Pour M. Christian Huyghe, directeur scientifique de l'INRA :
« "L'interdiction du glyphosate s'inscrit dans un mouvement plus global pour une agriculture moins consommatrice de produits chimiques, analyse Christian Huyghe. L'agriculture qui se dessine pour le futur est une agriculture avec une autre protection des cultures. Le glyphosate devient caduc. C'est un choix de société." »
« ...une autre protection des cultures... » ? Vraiment ? Elle sera sans nul doute différente par le mix des solutions mises en œuvre. Mais les types de solutions seront fondamentalement les mêmes. Et il est regrettable que l'INRA ne s'investisse pas davantage dans la construction des « choix de société » par la pédagogie et le langage de vérité.
M. Philippe Mauguin, PDG de l'INRA a produit un discours qui décrit l'avers et le revers de la question. Mais sortirons-nous un jour du « ...il existe des alternatives techniques dans 85 % des cas » ? La formulation est du reste astucieuse :
« C'est sur la base de ce rapport que les observateurs ont pu dire qu'il existe des alternatives techniques dans 85 % des cas mais pas pour 15 % restants, qui concernent notamment les cultures en terrasse ou en pente et les agriculteurs qui font de la conservation des sols pour protéger la matière organique, à qui on ne peut pas demander de faire du labour. »
Ce n'est donc pas l'INRA qui dit, mais les observateurs. Notons que depuis que ce rapport a été publié en décembre 2017, l'INRA ne s'est pas non plus penché sur une grande question : combien ça coûte ?
Et était-il judicieux de faire une prédiction ?
« À l'horizon 2030-2040, une sortie des pesticides chimiques pourrait être envisageable pour une agriculture européenne performante sur le plan économique et environnemental, en mobilisant l'ensemble des leviers de la recherche et de l'innovation. »

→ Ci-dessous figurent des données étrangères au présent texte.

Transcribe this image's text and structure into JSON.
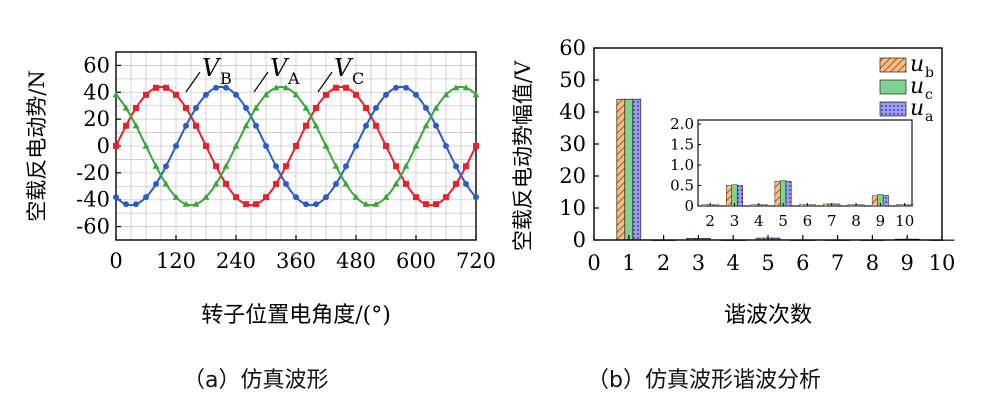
{
  "chart_data": [
    {
      "type": "line",
      "caption": "（a）仿真波形",
      "xlabel": "转子位置电角度/(°)",
      "ylabel": "空载反电动势/N",
      "xlim": [
        0,
        720
      ],
      "ylim": [
        -70,
        70
      ],
      "xticks": [
        "0",
        "120",
        "240",
        "360",
        "480",
        "600",
        "720"
      ],
      "yticks": [
        "60",
        "40",
        "20",
        "0",
        "-20",
        "-40",
        "-60"
      ],
      "grid": true,
      "series": [
        {
          "name": "A",
          "label": "V",
          "color": "#e8212b",
          "marker": "square",
          "amplitude": 44,
          "phase": 0,
          "period": 360
        },
        {
          "name": "B",
          "label": "V",
          "color": "#2a5cc8",
          "marker": "circle",
          "amplitude": 44,
          "phase": -120,
          "period": 360
        },
        {
          "name": "C",
          "label": "V",
          "color": "#3aa63a",
          "marker": "triangle",
          "amplitude": 44,
          "phase": 120,
          "period": 360
        }
      ]
    },
    {
      "type": "bar",
      "caption": "（b）仿真波形谐波分析",
      "xlabel": "谐波次数",
      "ylabel": "空载反电动势幅值/V",
      "xlim": [
        0,
        10
      ],
      "ylim": [
        0,
        60
      ],
      "xticks": [
        "0",
        "1",
        "2",
        "3",
        "4",
        "5",
        "6",
        "7",
        "8",
        "9",
        "10"
      ],
      "yticks": [
        "60",
        "50",
        "40",
        "30",
        "20",
        "10",
        "0"
      ],
      "categories": [
        1,
        2,
        3,
        4,
        5,
        6,
        7,
        8,
        9,
        10
      ],
      "series": [
        {
          "name": "b",
          "label": "u",
          "color": "#e8873a",
          "pattern": "hatch",
          "values": [
            44,
            0.03,
            0.5,
            0.03,
            0.6,
            0.03,
            0.05,
            0.03,
            0.25,
            0.03
          ]
        },
        {
          "name": "c",
          "label": "u",
          "color": "#7fd28f",
          "pattern": "solid",
          "values": [
            44,
            0.03,
            0.52,
            0.03,
            0.62,
            0.03,
            0.05,
            0.03,
            0.28,
            0.03
          ]
        },
        {
          "name": "a",
          "label": "u",
          "color": "#6a6ad8",
          "pattern": "dots",
          "values": [
            44,
            0.03,
            0.5,
            0.03,
            0.6,
            0.03,
            0.05,
            0.03,
            0.26,
            0.03
          ]
        }
      ],
      "inset": {
        "xticks": [
          "2",
          "3",
          "4",
          "5",
          "6",
          "7",
          "8",
          "9",
          "10"
        ],
        "yticks": [
          "2.0",
          "1.5",
          "1.0",
          "0.5",
          "0"
        ],
        "xlim": [
          1.5,
          10.3
        ],
        "ylim": [
          0,
          2.1
        ]
      }
    }
  ]
}
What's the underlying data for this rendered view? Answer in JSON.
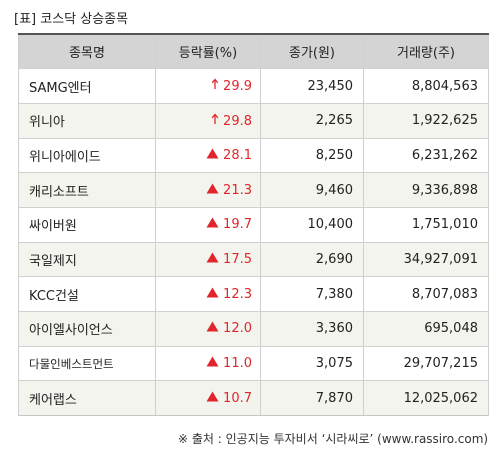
{
  "title": "[표] 코스닥 상승종목",
  "headers": [
    "종목명",
    "등락률(%)",
    "종가(원)",
    "거래량(주)"
  ],
  "rows": [
    {
      "name": "SAMG엔터",
      "icon": "up-limit-arrow",
      "change": "29.9",
      "close": "23,450",
      "volume": "8,804,563"
    },
    {
      "name": "위니아",
      "icon": "up-limit-arrow",
      "change": "29.8",
      "close": "2,265",
      "volume": "1,922,625"
    },
    {
      "name": "위니아에이드",
      "icon": "up-triangle",
      "change": "28.1",
      "close": "8,250",
      "volume": "6,231,262"
    },
    {
      "name": "캐리소프트",
      "icon": "up-triangle",
      "change": "21.3",
      "close": "9,460",
      "volume": "9,336,898"
    },
    {
      "name": "싸이버원",
      "icon": "up-triangle",
      "change": "19.7",
      "close": "10,400",
      "volume": "1,751,010"
    },
    {
      "name": "국일제지",
      "icon": "up-triangle",
      "change": "17.5",
      "close": "2,690",
      "volume": "34,927,091"
    },
    {
      "name": "KCC건설",
      "icon": "up-triangle",
      "change": "12.3",
      "close": "7,380",
      "volume": "8,707,083"
    },
    {
      "name": "아이엘사이언스",
      "icon": "up-triangle",
      "change": "12.0",
      "close": "3,360",
      "volume": "695,048"
    },
    {
      "name": "다물인베스트먼트",
      "icon": "up-triangle",
      "change": "11.0",
      "close": "3,075",
      "volume": "29,707,215"
    },
    {
      "name": "케어랩스",
      "icon": "up-triangle",
      "change": "10.7",
      "close": "7,870",
      "volume": "12,025,062"
    }
  ],
  "footer": "※ 출처 : 인공지능 투자비서 ‘시라씨로’ (www.rassiro.com)",
  "colors": {
    "up": "#e0262c",
    "header_bg": "#d4d4d4",
    "stripe_bg": "#f4f4ee"
  }
}
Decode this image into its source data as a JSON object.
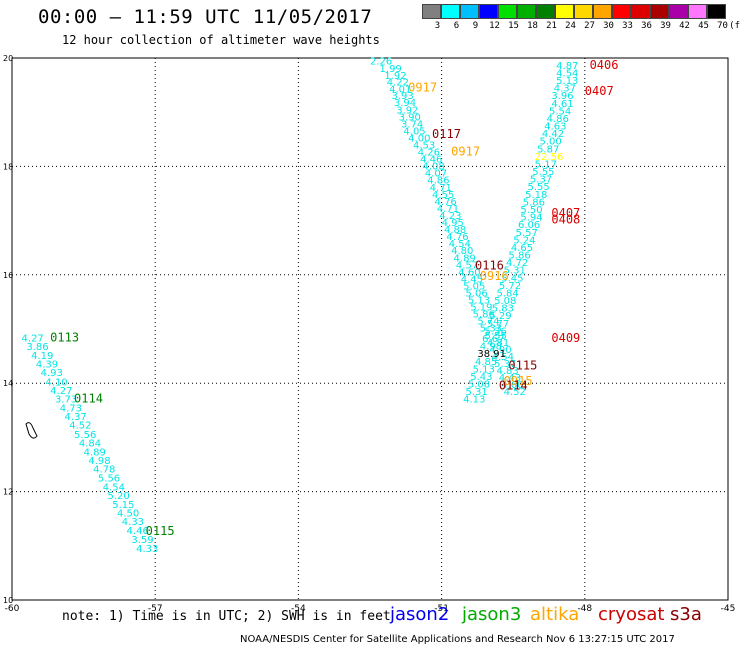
{
  "title": "00:00 – 11:59 UTC 11/05/2017",
  "subtitle": "12 hour collection of altimeter wave heights",
  "legend": {
    "unit": "(ft)",
    "bins": [
      {
        "label": "3",
        "color": "#808080"
      },
      {
        "label": "6",
        "color": "#00ffff"
      },
      {
        "label": "9",
        "color": "#00bfff"
      },
      {
        "label": "12",
        "color": "#0000ff"
      },
      {
        "label": "15",
        "color": "#00e000"
      },
      {
        "label": "18",
        "color": "#00b000"
      },
      {
        "label": "21",
        "color": "#008000"
      },
      {
        "label": "24",
        "color": "#ffff00"
      },
      {
        "label": "27",
        "color": "#ffd700"
      },
      {
        "label": "30",
        "color": "#ffa500"
      },
      {
        "label": "33",
        "color": "#ff0000"
      },
      {
        "label": "36",
        "color": "#dd0000"
      },
      {
        "label": "39",
        "color": "#aa0000"
      },
      {
        "label": "42",
        "color": "#aa00aa"
      },
      {
        "label": "45",
        "color": "#ff77ff"
      },
      {
        "label": "70",
        "color": "#000000"
      }
    ]
  },
  "footer": {
    "note": "note: 1) Time is in UTC; 2) SWH is in feet",
    "credit": "NOAA/NESDIS Center for Satellite Applications and Research   Nov  6 13:27:15 UTC 2017",
    "missions": [
      {
        "name": "jason2",
        "color": "#0000ee"
      },
      {
        "name": "jason3",
        "color": "#00aa00"
      },
      {
        "name": "altika",
        "color": "#ffa500"
      },
      {
        "name": "cryosat",
        "color": "#cc0000"
      },
      {
        "name": "s3a",
        "color": "#880000"
      }
    ]
  },
  "chart_data": {
    "type": "scatter",
    "title": "00:00 – 11:59 UTC 11/05/2017",
    "subtitle": "12 hour collection of altimeter wave heights",
    "xlim": [
      -60,
      -45
    ],
    "ylim": [
      10,
      20
    ],
    "xticks": [
      "-60",
      "-57",
      "-54",
      "-51",
      "-48",
      "-45"
    ],
    "yticks": [
      "10",
      "12",
      "14",
      "16",
      "18",
      "20"
    ],
    "grid": true,
    "value_color": "#00e5e5",
    "tracks": [
      {
        "name": "track-west",
        "points": [
          {
            "x": -59.8,
            "y": 14.77,
            "v": "4.27"
          },
          {
            "x": -59.7,
            "y": 14.61,
            "v": "3.86"
          },
          {
            "x": -59.6,
            "y": 14.45,
            "v": "4.19"
          },
          {
            "x": -59.5,
            "y": 14.29,
            "v": "4.39"
          },
          {
            "x": -59.4,
            "y": 14.13,
            "v": "4.93"
          },
          {
            "x": -59.3,
            "y": 13.96,
            "v": "4.10"
          },
          {
            "x": -59.2,
            "y": 13.8,
            "v": "4.27"
          },
          {
            "x": -59.1,
            "y": 13.64,
            "v": "3.73"
          },
          {
            "x": -59.0,
            "y": 13.48,
            "v": "4.73"
          },
          {
            "x": -58.9,
            "y": 13.32,
            "v": "4.37"
          },
          {
            "x": -58.8,
            "y": 13.16,
            "v": "4.52"
          },
          {
            "x": -58.7,
            "y": 12.99,
            "v": "5.56"
          },
          {
            "x": -58.6,
            "y": 12.83,
            "v": "4.84"
          },
          {
            "x": -58.5,
            "y": 12.67,
            "v": "4.89"
          },
          {
            "x": -58.4,
            "y": 12.51,
            "v": "4.98"
          },
          {
            "x": -58.3,
            "y": 12.35,
            "v": "4.78"
          },
          {
            "x": -58.2,
            "y": 12.19,
            "v": "5.56"
          },
          {
            "x": -58.1,
            "y": 12.02,
            "v": "4.54"
          },
          {
            "x": -58.0,
            "y": 11.86,
            "v": "5.20"
          },
          {
            "x": -57.9,
            "y": 11.7,
            "v": "5.15"
          },
          {
            "x": -57.8,
            "y": 11.54,
            "v": "4.50"
          },
          {
            "x": -57.7,
            "y": 11.38,
            "v": "4.33"
          },
          {
            "x": -57.6,
            "y": 11.22,
            "v": "4.46"
          },
          {
            "x": -57.5,
            "y": 11.05,
            "v": "3.59"
          },
          {
            "x": -57.4,
            "y": 10.89,
            "v": "4.33"
          }
        ]
      },
      {
        "name": "track-central",
        "points": [
          {
            "x": -52.5,
            "y": 19.88,
            "v": "2.26"
          },
          {
            "x": -52.3,
            "y": 19.74,
            "v": "1.99"
          },
          {
            "x": -52.2,
            "y": 19.61,
            "v": "1.92"
          },
          {
            "x": -52.15,
            "y": 19.49,
            "v": "4.22"
          },
          {
            "x": -52.1,
            "y": 19.36,
            "v": "4.01"
          },
          {
            "x": -52.05,
            "y": 19.24,
            "v": "3.93"
          },
          {
            "x": -52.0,
            "y": 19.11,
            "v": "3.94"
          },
          {
            "x": -51.95,
            "y": 18.98,
            "v": "3.92"
          },
          {
            "x": -51.9,
            "y": 18.85,
            "v": "3.90"
          },
          {
            "x": -51.85,
            "y": 18.72,
            "v": "3.74"
          },
          {
            "x": -51.8,
            "y": 18.59,
            "v": "4.05"
          },
          {
            "x": -51.7,
            "y": 18.46,
            "v": "4.00"
          },
          {
            "x": -51.6,
            "y": 18.33,
            "v": "4.53"
          },
          {
            "x": -51.5,
            "y": 18.2,
            "v": "4.26"
          },
          {
            "x": -51.45,
            "y": 18.07,
            "v": "4.46"
          },
          {
            "x": -51.4,
            "y": 17.94,
            "v": "4.08"
          },
          {
            "x": -51.35,
            "y": 17.81,
            "v": "4.07"
          },
          {
            "x": -51.3,
            "y": 17.68,
            "v": "4.86"
          },
          {
            "x": -51.25,
            "y": 17.55,
            "v": "4.71"
          },
          {
            "x": -51.2,
            "y": 17.42,
            "v": "4.55"
          },
          {
            "x": -51.15,
            "y": 17.29,
            "v": "4.76"
          },
          {
            "x": -51.1,
            "y": 17.16,
            "v": "4.71"
          },
          {
            "x": -51.05,
            "y": 17.03,
            "v": "4.23"
          },
          {
            "x": -51.0,
            "y": 16.9,
            "v": "4.95"
          },
          {
            "x": -50.95,
            "y": 16.77,
            "v": "4.88"
          },
          {
            "x": -50.9,
            "y": 16.64,
            "v": "4.76"
          },
          {
            "x": -50.85,
            "y": 16.51,
            "v": "4.54"
          },
          {
            "x": -50.8,
            "y": 16.38,
            "v": "4.80"
          },
          {
            "x": -50.75,
            "y": 16.25,
            "v": "4.89"
          },
          {
            "x": -50.7,
            "y": 16.12,
            "v": "4.57"
          },
          {
            "x": -50.65,
            "y": 15.99,
            "v": "4.60"
          },
          {
            "x": -50.6,
            "y": 15.86,
            "v": "4.45"
          },
          {
            "x": -50.55,
            "y": 15.73,
            "v": "5.05"
          },
          {
            "x": -50.5,
            "y": 15.6,
            "v": "5.06"
          },
          {
            "x": -50.45,
            "y": 15.47,
            "v": "5.13"
          },
          {
            "x": -50.4,
            "y": 15.34,
            "v": "5.19"
          },
          {
            "x": -50.35,
            "y": 15.21,
            "v": "5.86"
          },
          {
            "x": -50.25,
            "y": 15.08,
            "v": "5.74"
          },
          {
            "x": -50.2,
            "y": 14.95,
            "v": "5.33"
          },
          {
            "x": -50.1,
            "y": 14.82,
            "v": "5.55"
          },
          {
            "x": -50.05,
            "y": 14.69,
            "v": "4.81"
          },
          {
            "x": -50.0,
            "y": 14.56,
            "v": "4.90"
          },
          {
            "x": -49.95,
            "y": 14.43,
            "v": "4.54"
          },
          {
            "x": -49.9,
            "y": 14.3,
            "v": "5.37"
          },
          {
            "x": -49.85,
            "y": 14.17,
            "v": "4.83"
          },
          {
            "x": -49.8,
            "y": 14.04,
            "v": "4.43"
          },
          {
            "x": -49.75,
            "y": 13.91,
            "v": "4.60"
          },
          {
            "x": -49.7,
            "y": 13.78,
            "v": "4.52"
          }
        ]
      },
      {
        "name": "track-east",
        "points": [
          {
            "x": -48.6,
            "y": 19.8,
            "v": "4.87"
          },
          {
            "x": -48.6,
            "y": 19.66,
            "v": "4.54"
          },
          {
            "x": -48.6,
            "y": 19.52,
            "v": "5.13"
          },
          {
            "x": -48.65,
            "y": 19.38,
            "v": "4.37"
          },
          {
            "x": -48.7,
            "y": 19.24,
            "v": "3.96"
          },
          {
            "x": -48.7,
            "y": 19.1,
            "v": "4.61"
          },
          {
            "x": -48.75,
            "y": 18.96,
            "v": "5.54"
          },
          {
            "x": -48.8,
            "y": 18.82,
            "v": "4.86"
          },
          {
            "x": -48.85,
            "y": 18.68,
            "v": "4.63"
          },
          {
            "x": -48.9,
            "y": 18.54,
            "v": "4.42"
          },
          {
            "x": -48.95,
            "y": 18.4,
            "v": "5.00"
          },
          {
            "x": -49.0,
            "y": 18.26,
            "v": "5.87"
          },
          {
            "x": -49.05,
            "y": 18.12,
            "v": "22.56",
            "color": "#ffff00"
          },
          {
            "x": -49.05,
            "y": 17.98,
            "v": "5.17"
          },
          {
            "x": -49.1,
            "y": 17.84,
            "v": "5.55"
          },
          {
            "x": -49.15,
            "y": 17.7,
            "v": "5.37"
          },
          {
            "x": -49.2,
            "y": 17.56,
            "v": "5.55"
          },
          {
            "x": -49.25,
            "y": 17.42,
            "v": "5.18"
          },
          {
            "x": -49.3,
            "y": 17.28,
            "v": "5.86"
          },
          {
            "x": -49.35,
            "y": 17.14,
            "v": "5.50"
          },
          {
            "x": -49.35,
            "y": 17.0,
            "v": "5.94"
          },
          {
            "x": -49.4,
            "y": 16.86,
            "v": "6.06"
          },
          {
            "x": -49.45,
            "y": 16.72,
            "v": "5.57"
          },
          {
            "x": -49.5,
            "y": 16.58,
            "v": "5.24"
          },
          {
            "x": -49.55,
            "y": 16.44,
            "v": "4.65"
          },
          {
            "x": -49.6,
            "y": 16.3,
            "v": "5.86"
          },
          {
            "x": -49.65,
            "y": 16.16,
            "v": "4.72"
          },
          {
            "x": -49.7,
            "y": 16.02,
            "v": "5.31"
          },
          {
            "x": -49.75,
            "y": 15.88,
            "v": "5.45"
          },
          {
            "x": -49.8,
            "y": 15.74,
            "v": "5.72"
          },
          {
            "x": -49.85,
            "y": 15.6,
            "v": "5.84"
          },
          {
            "x": -49.9,
            "y": 15.46,
            "v": "5.08"
          },
          {
            "x": -49.95,
            "y": 15.32,
            "v": "5.83"
          },
          {
            "x": -50.0,
            "y": 15.18,
            "v": "5.29"
          },
          {
            "x": -50.05,
            "y": 15.04,
            "v": "5.77"
          },
          {
            "x": -50.1,
            "y": 14.9,
            "v": "5.36"
          },
          {
            "x": -50.15,
            "y": 14.76,
            "v": "6.67"
          },
          {
            "x": -50.2,
            "y": 14.62,
            "v": "4.98"
          },
          {
            "x": -50.25,
            "y": 14.48,
            "v": "38.91",
            "color": "#000000"
          },
          {
            "x": -50.3,
            "y": 14.34,
            "v": "4.85"
          },
          {
            "x": -50.35,
            "y": 14.2,
            "v": "5.13"
          },
          {
            "x": -50.4,
            "y": 14.06,
            "v": "5.43"
          },
          {
            "x": -50.45,
            "y": 13.92,
            "v": "5.08"
          },
          {
            "x": -50.5,
            "y": 13.78,
            "v": "5.31"
          },
          {
            "x": -50.55,
            "y": 13.64,
            "v": "4.13"
          }
        ]
      }
    ],
    "pass_labels": [
      {
        "text": "0406",
        "x": -47.9,
        "y": 19.8,
        "color": "#dd0000"
      },
      {
        "text": "0407",
        "x": -48.0,
        "y": 19.32,
        "color": "#dd0000"
      },
      {
        "text": "0917",
        "x": -51.7,
        "y": 19.38,
        "color": "#ffa500"
      },
      {
        "text": "0117",
        "x": -51.2,
        "y": 18.52,
        "color": "#880000"
      },
      {
        "text": "0917",
        "x": -50.8,
        "y": 18.2,
        "color": "#ffa500"
      },
      {
        "text": "0407",
        "x": -48.7,
        "y": 17.07,
        "color": "#dd0000"
      },
      {
        "text": "0408",
        "x": -48.7,
        "y": 16.95,
        "color": "#dd0000"
      },
      {
        "text": "0113",
        "x": -59.2,
        "y": 14.77,
        "color": "#008000"
      },
      {
        "text": "0116",
        "x": -50.3,
        "y": 16.1,
        "color": "#880000"
      },
      {
        "text": "0916",
        "x": -50.2,
        "y": 15.9,
        "color": "#ffa500"
      },
      {
        "text": "0114",
        "x": -58.7,
        "y": 13.64,
        "color": "#008000"
      },
      {
        "text": "0409",
        "x": -48.7,
        "y": 14.76,
        "color": "#dd0000"
      },
      {
        "text": "0115",
        "x": -57.2,
        "y": 11.2,
        "color": "#008000"
      },
      {
        "text": "0115",
        "x": -49.6,
        "y": 14.25,
        "color": "#880000"
      },
      {
        "text": "0915",
        "x": -49.7,
        "y": 13.97,
        "color": "#ffa500"
      },
      {
        "text": "0114",
        "x": -49.8,
        "y": 13.88,
        "color": "#880000"
      }
    ]
  }
}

Il est certes difficile pour un organisme de recherche dont le financement est largement tributaire des instances gouvernementales et législatives de tenir un discours qui déplairait à ces instances. Dur aussi pour un tel organisme dont de larges pans sont idéologisés (en témoigne la tempête de critiques à l'encontre d'un rapport de 2014, « Comment rendre l'agriculture biologique française plus productive et plus compétitive ? ») d'affronter les oppositions internes.
Mais le message qui en résulte n'est pas celui dont la France a urgemment besoin.
Nous ne pourrons que saluer le courage du Figaro qui, à l'encontre du discours ambiant, a titré : « Le glyphosate, un faux problème de santé publique ».